Niksen can be considered as an activity where you sit down on the sofa or lie down on your bed and – you’ve guessed it—, do nothing. You just sit there and stare.
Back in the days when I was a kid, I was great at niksen. But nowadays, I realize that niksen has become more difficult. First, I have a lot of important things to do. I used to study for 4 years, I’ve had a full time job, and now I am an entrepreneur. There is little time left for doing nothing. Especially when I have fun activities planned during evenings and weekends.
But there’s a more dominant cause that prevents me from doing nothing: Electronic devices and online media. Since the rise of Apple, Google and Facebook, the chances are high that you will find me on a smartphone watching YouTube or accessing Social Media after work.
And that can be a problem for your creativity, productivity and even for your own sanity.

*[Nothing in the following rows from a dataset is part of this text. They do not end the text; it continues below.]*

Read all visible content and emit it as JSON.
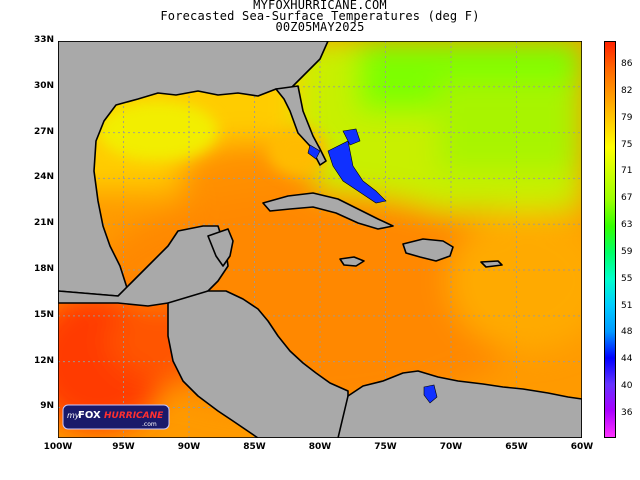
{
  "header": {
    "site": "MYFOXHURRICANE.COM",
    "title": "Forecasted Sea-Surface Temperatures (deg F)",
    "valid_time": "00Z05MAY2025"
  },
  "logo": {
    "prefix": "my",
    "brand": "FOX",
    "name": "HURRICANE",
    "suffix": ".com"
  },
  "map": {
    "lat_labels": [
      "33N",
      "30N",
      "27N",
      "24N",
      "21N",
      "18N",
      "15N",
      "12N",
      "9N"
    ],
    "lon_labels": [
      "100W",
      "95W",
      "90W",
      "85W",
      "80W",
      "75W",
      "70W",
      "65W",
      "60W"
    ],
    "lat_range": [
      7,
      33
    ],
    "lon_range": [
      -100,
      -60
    ],
    "grid_lines": true,
    "land_color": "#a9a9a9",
    "coast_color": "#000000"
  },
  "colorbar": {
    "labels": [
      "86",
      "82",
      "79",
      "75",
      "71",
      "67",
      "63",
      "59",
      "55",
      "51",
      "48",
      "44",
      "40",
      "36"
    ],
    "colors": [
      "#ff33ff",
      "#aa00ff",
      "#6633ff",
      "#0000ff",
      "#0099ff",
      "#00ccff",
      "#00ffcc",
      "#00ff66",
      "#33ff00",
      "#99ff00",
      "#ccff00",
      "#ffff00",
      "#ffcc00",
      "#ff9900",
      "#ff6600",
      "#ff2200"
    ]
  },
  "palette": {
    "warm_core": "#ff3a00",
    "orange": "#ff8a00",
    "yellow": "#f4f000",
    "green": "#7dff00",
    "cool_blue": "#1030ff"
  }
}
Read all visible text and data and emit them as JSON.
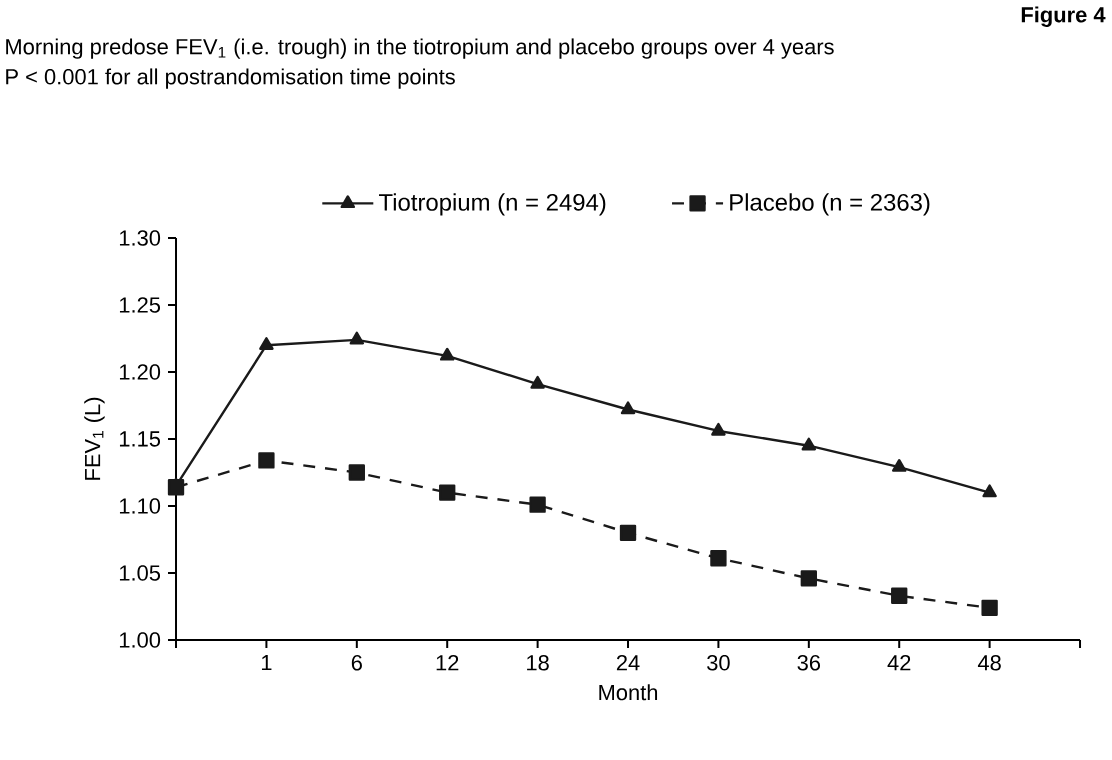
{
  "chart_data": {
    "type": "line",
    "title": "Morning predose FEV$_{1}$ (i.e. trough) in the tiotropium and placebo groups over 4 years",
    "subtitle": "P < 0.001 for all postrandomisation time points",
    "annotations": [
      "Figure 4"
    ],
    "xlabel": "Month",
    "ylabel": "FEV$_{1}$ (L)",
    "categories": [
      null,
      "1",
      "6",
      "12",
      "18",
      "24",
      "30",
      "36",
      "42",
      "48"
    ],
    "series": [
      {
        "name": "Tiotropium (n = 2494)",
        "color": "#1a1a1a",
        "marker": "triangle",
        "line_style": "solid",
        "values": [
          1.115,
          1.22,
          1.224,
          1.212,
          1.191,
          1.172,
          1.156,
          1.145,
          1.129,
          1.11
        ]
      },
      {
        "name": "Placebo (n = 2363)",
        "color": "#1a1a1a",
        "marker": "square",
        "line_style": "dashed",
        "values": [
          1.114,
          1.134,
          1.125,
          1.11,
          1.101,
          1.08,
          1.061,
          1.046,
          1.033,
          1.024
        ]
      }
    ],
    "ylim": [
      1.0,
      1.3
    ],
    "yticks": [
      {
        "value": 1.0,
        "label": "1.00"
      },
      {
        "value": 1.05,
        "label": "1.05"
      },
      {
        "value": 1.1,
        "label": "1.10"
      },
      {
        "value": 1.15,
        "label": "1.15"
      },
      {
        "value": 1.2,
        "label": "1.20"
      },
      {
        "value": 1.25,
        "label": "1.25"
      },
      {
        "value": 1.3,
        "label": "1.30"
      }
    ],
    "grid": false,
    "legend": "top"
  }
}
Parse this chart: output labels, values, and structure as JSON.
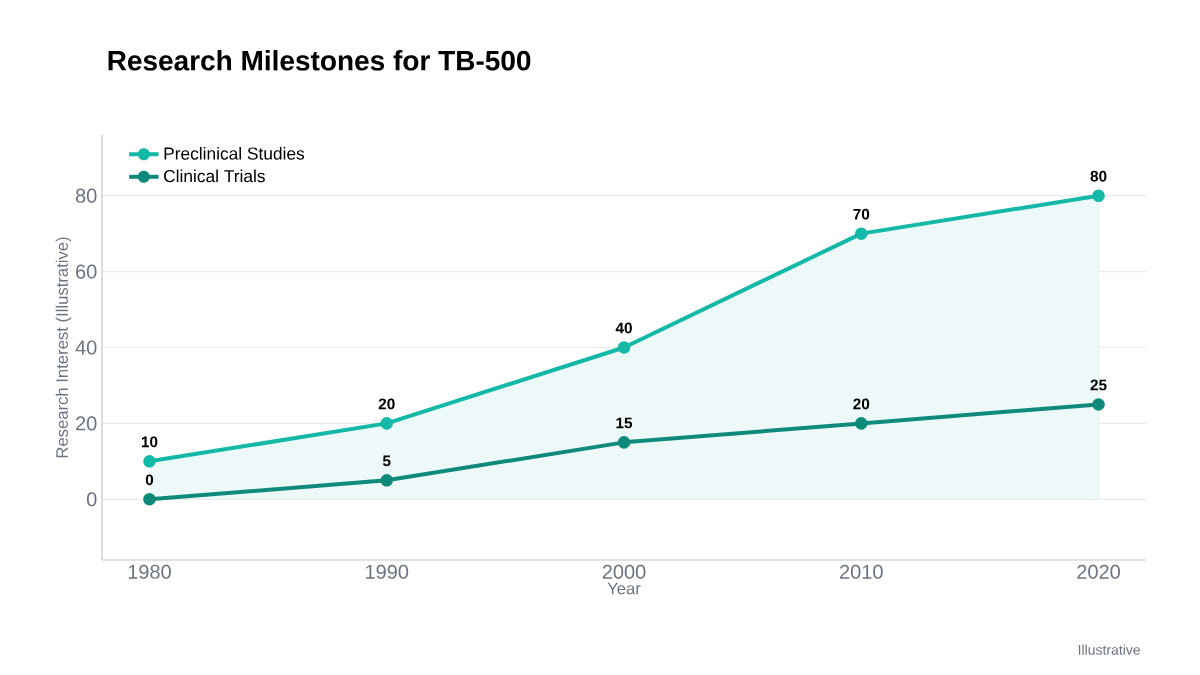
{
  "chart_data": {
    "type": "line",
    "title": "Research Milestones for TB-500",
    "xlabel": "Year",
    "ylabel": "Research Interest (Illustrative)",
    "x": [
      1980,
      1990,
      2000,
      2010,
      2020
    ],
    "series": [
      {
        "name": "Preclinical Studies",
        "type": "area",
        "color": "#14b8a6",
        "values": [
          10,
          20,
          40,
          70,
          80
        ]
      },
      {
        "name": "Clinical Trials",
        "type": "line",
        "color": "#0f8a7a",
        "values": [
          0,
          5,
          15,
          20,
          25
        ]
      }
    ],
    "xlim": [
      1978,
      2022
    ],
    "ylim": [
      -16,
      96
    ],
    "xticks": [
      1980,
      1990,
      2000,
      2010,
      2020
    ],
    "yticks": [
      0,
      20,
      40,
      60,
      80
    ],
    "grid": "y",
    "legend": "top left",
    "marker": "circle",
    "line_style": "solid",
    "data_labels": true,
    "annotations": [
      "Illustrative"
    ]
  }
}
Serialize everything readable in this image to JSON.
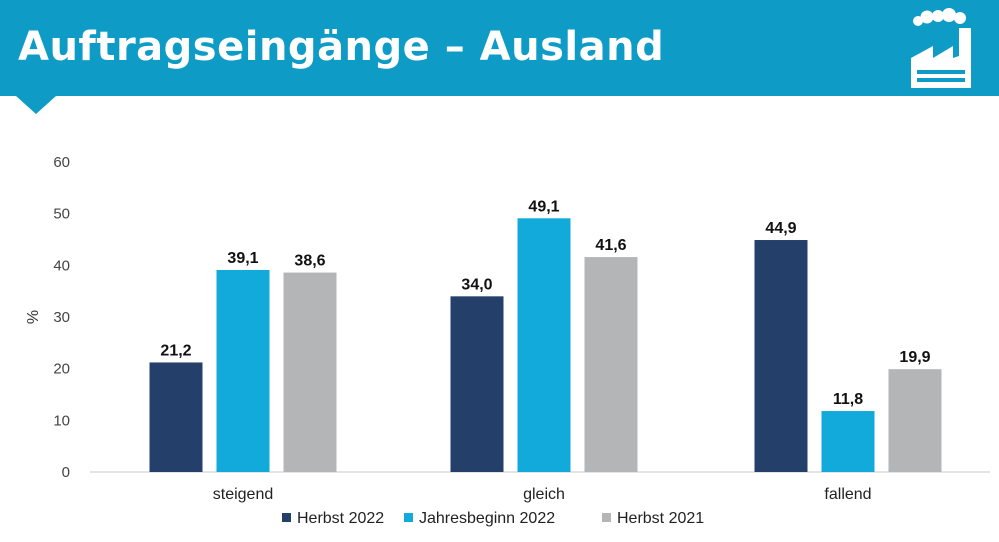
{
  "header": {
    "title": "Auftragseingänge – Ausland",
    "icon": "factory-icon",
    "color": "#0e9cc6"
  },
  "chart_data": {
    "type": "bar",
    "categories": [
      "steigend",
      "gleich",
      "fallend"
    ],
    "series": [
      {
        "name": "Herbst 2022",
        "color": "#253f6b",
        "values": [
          21.2,
          34.0,
          44.9
        ],
        "labels": [
          "21,2",
          "34,0",
          "44,9"
        ]
      },
      {
        "name": "Jahresbeginn 2022",
        "color": "#12aadb",
        "values": [
          39.1,
          49.1,
          11.8
        ],
        "labels": [
          "39,1",
          "49,1",
          "11,8"
        ]
      },
      {
        "name": "Herbst 2021",
        "color": "#b3b5b7",
        "values": [
          38.6,
          41.6,
          19.9
        ],
        "labels": [
          "38,6",
          "41,6",
          "19,9"
        ]
      }
    ],
    "ylabel": "%",
    "ylim": [
      0,
      60
    ],
    "yticks": [
      "0",
      "10",
      "20",
      "30",
      "40",
      "50",
      "60"
    ],
    "grid": false,
    "legend": "bottom"
  }
}
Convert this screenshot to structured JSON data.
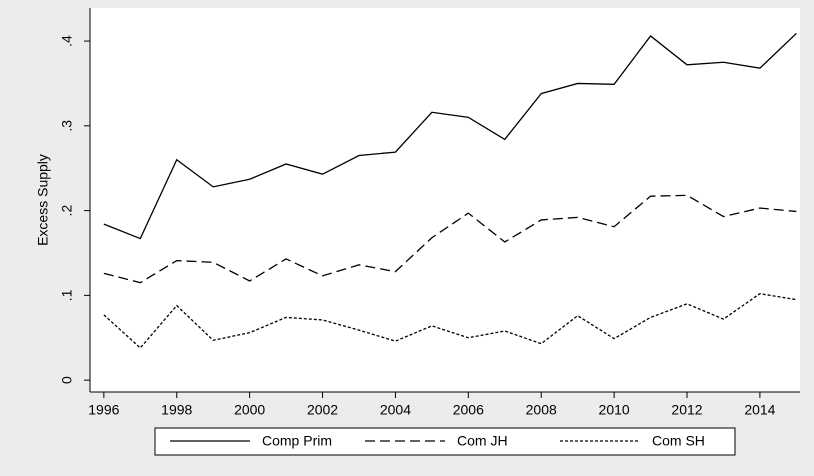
{
  "chart_data": {
    "type": "line",
    "ylabel": "Excess Supply",
    "x": [
      1996,
      1997,
      1998,
      1999,
      2000,
      2001,
      2002,
      2003,
      2004,
      2005,
      2006,
      2007,
      2008,
      2009,
      2010,
      2011,
      2012,
      2013,
      2014,
      2015
    ],
    "series": [
      {
        "name": "Comp Prim",
        "color": "#000000",
        "line_style": "solid",
        "values": [
          0.184,
          0.167,
          0.26,
          0.228,
          0.237,
          0.255,
          0.243,
          0.265,
          0.269,
          0.316,
          0.31,
          0.284,
          0.338,
          0.35,
          0.349,
          0.406,
          0.372,
          0.375,
          0.368,
          0.409
        ]
      },
      {
        "name": "Com JH",
        "color": "#000000",
        "line_style": "dashed",
        "values": [
          0.126,
          0.115,
          0.141,
          0.139,
          0.117,
          0.143,
          0.123,
          0.136,
          0.128,
          0.168,
          0.197,
          0.163,
          0.189,
          0.192,
          0.181,
          0.217,
          0.218,
          0.193,
          0.203,
          0.199
        ]
      },
      {
        "name": "Com SH",
        "color": "#000000",
        "line_style": "dotted",
        "values": [
          0.077,
          0.038,
          0.088,
          0.047,
          0.056,
          0.074,
          0.071,
          0.059,
          0.046,
          0.064,
          0.05,
          0.058,
          0.043,
          0.076,
          0.049,
          0.074,
          0.09,
          0.072,
          0.102,
          0.095
        ]
      }
    ],
    "xlim": [
      1995.62,
      2015.1
    ],
    "xticks": [
      1996,
      1998,
      2000,
      2002,
      2004,
      2006,
      2008,
      2010,
      2012,
      2014
    ],
    "ylim": [
      -0.014,
      0.439
    ],
    "yticks": [
      0,
      {
        "value": 0.1,
        "label": ".1"
      },
      {
        "value": 0.2,
        "label": ".2"
      },
      {
        "value": 0.3,
        "label": ".3"
      },
      {
        "value": 0.4,
        "label": ".4"
      }
    ],
    "grid": false,
    "legend": "bottom"
  }
}
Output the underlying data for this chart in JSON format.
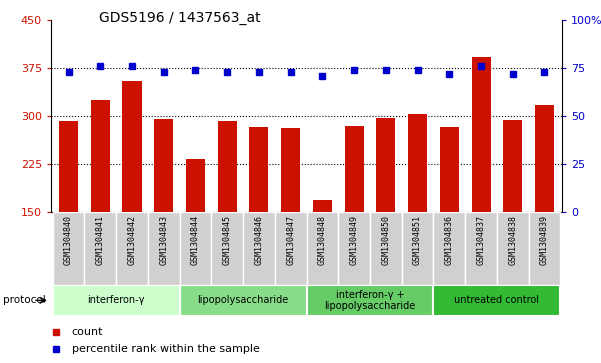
{
  "title": "GDS5196 / 1437563_at",
  "samples": [
    "GSM1304840",
    "GSM1304841",
    "GSM1304842",
    "GSM1304843",
    "GSM1304844",
    "GSM1304845",
    "GSM1304846",
    "GSM1304847",
    "GSM1304848",
    "GSM1304849",
    "GSM1304850",
    "GSM1304851",
    "GSM1304836",
    "GSM1304837",
    "GSM1304838",
    "GSM1304839"
  ],
  "counts": [
    292,
    325,
    355,
    295,
    233,
    293,
    283,
    282,
    170,
    284,
    297,
    303,
    283,
    393,
    294,
    318
  ],
  "percentiles": [
    73,
    76,
    76,
    73,
    74,
    73,
    73,
    73,
    71,
    74,
    74,
    74,
    72,
    76,
    72,
    73
  ],
  "bar_color": "#cc1100",
  "percentile_color": "#0000cc",
  "ylim_left": [
    150,
    450
  ],
  "ylim_right": [
    0,
    100
  ],
  "yticks_left": [
    150,
    225,
    300,
    375,
    450
  ],
  "yticks_right": [
    0,
    25,
    50,
    75,
    100
  ],
  "ytick_labels_right": [
    "0",
    "25",
    "50",
    "75",
    "100%"
  ],
  "grid_values": [
    225,
    300,
    375
  ],
  "protocols": [
    {
      "label": "interferon-γ",
      "start": 0,
      "end": 4,
      "color": "#ccffcc"
    },
    {
      "label": "lipopolysaccharide",
      "start": 4,
      "end": 8,
      "color": "#88dd88"
    },
    {
      "label": "interferon-γ +\nlipopolysaccharide",
      "start": 8,
      "end": 12,
      "color": "#66cc66"
    },
    {
      "label": "untreated control",
      "start": 12,
      "end": 16,
      "color": "#33bb33"
    }
  ],
  "protocol_label": "protocol",
  "legend_count_label": "count",
  "legend_percentile_label": "percentile rank within the sample",
  "tick_label_color_left": "#cc1100",
  "tick_label_color_right": "#0000cc",
  "sample_box_color": "#d0d0d0",
  "bar_width": 0.6
}
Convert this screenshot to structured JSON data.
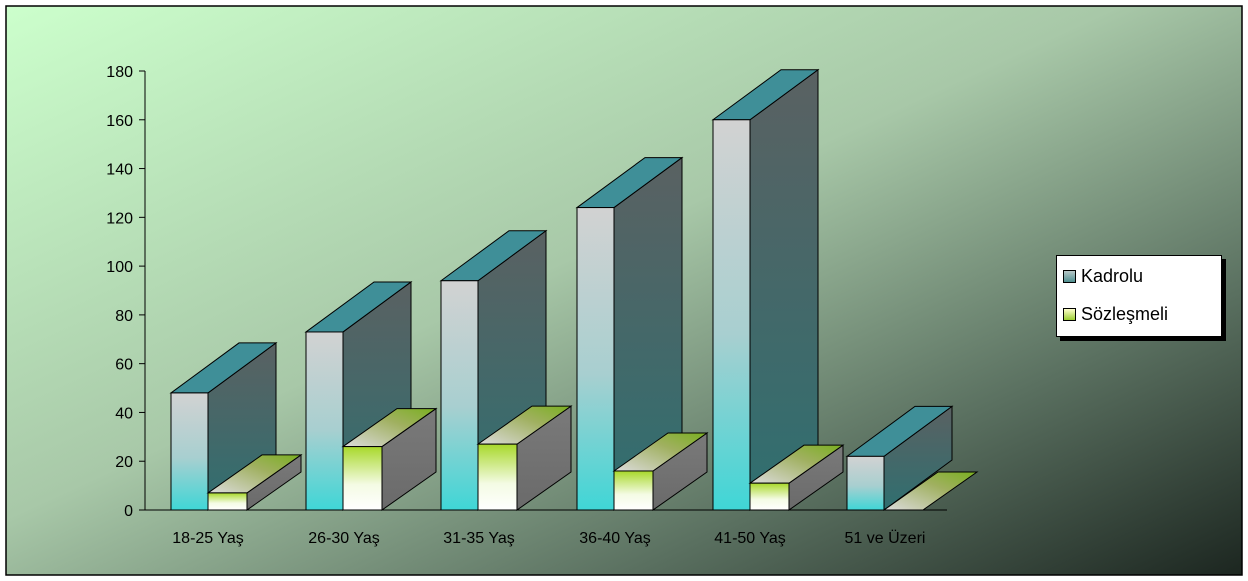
{
  "chart_data": {
    "type": "bar",
    "subtype": "3d-clustered-column",
    "categories": [
      "18-25 Yaş",
      "26-30 Yaş",
      "31-35 Yaş",
      "36-40 Yaş",
      "41-50 Yaş",
      "51 ve Üzeri"
    ],
    "series": [
      {
        "name": "Kadrolu",
        "values": [
          48,
          73,
          94,
          124,
          160,
          22
        ]
      },
      {
        "name": "Sözleşmeli",
        "values": [
          7,
          26,
          27,
          16,
          11,
          0
        ]
      }
    ],
    "yticks": [
      "0",
      "20",
      "40",
      "60",
      "80",
      "100",
      "120",
      "140",
      "160",
      "180"
    ],
    "ylim": [
      0,
      180
    ],
    "legend_position": "right",
    "grid": false,
    "colors": {
      "kadrolu_front_light": "#d0d0d0",
      "kadrolu_front_dark": "#4ecfcf",
      "kadrolu_top": "#3f8f98",
      "kadrolu_side": "#4f5f62",
      "sozlesmeli_front_light": "#ffffff",
      "sozlesmeli_front_dark": "#9acd32",
      "sozlesmeli_top_light": "#7ab020",
      "sozlesmeli_top_dark": "#d8d8d8",
      "sozlesmeli_side": "#6e6e6e",
      "bg_light": "#c8ffc8",
      "bg_dark": "#1e2a22"
    }
  }
}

Because the goal of ‘niksen’ is to separate yourself from all busy activities and all the stimuli your brain receives. If you don’t grant yourself any time to do literally nothing, your mind essentially stays on 24/7.
Cal Newport, writer of ‘Deep Work’ says that you should grant yourself the chance to be bored. Being bored is a thing that sounds — uhm, boring. But boredom is beneficial for your mental health. Boredom can also improve your creativity and your attention span.
Newport introduced a very interesting tactic to improve your habit of ‘niksen’, or being bored: Normally, when being bored, we would always look for our phone. We must resist that urge. Are you waiting in a queue? Don’t pick up your phone. Family or friend gathering? Don’t pick up your phone. Commuting to work? Don’t pick up your phone.
Use these moments to let your brain restore and to let your creativity flow. Because when you ‘niks’, and when you are bored, the most interesting ideas arise.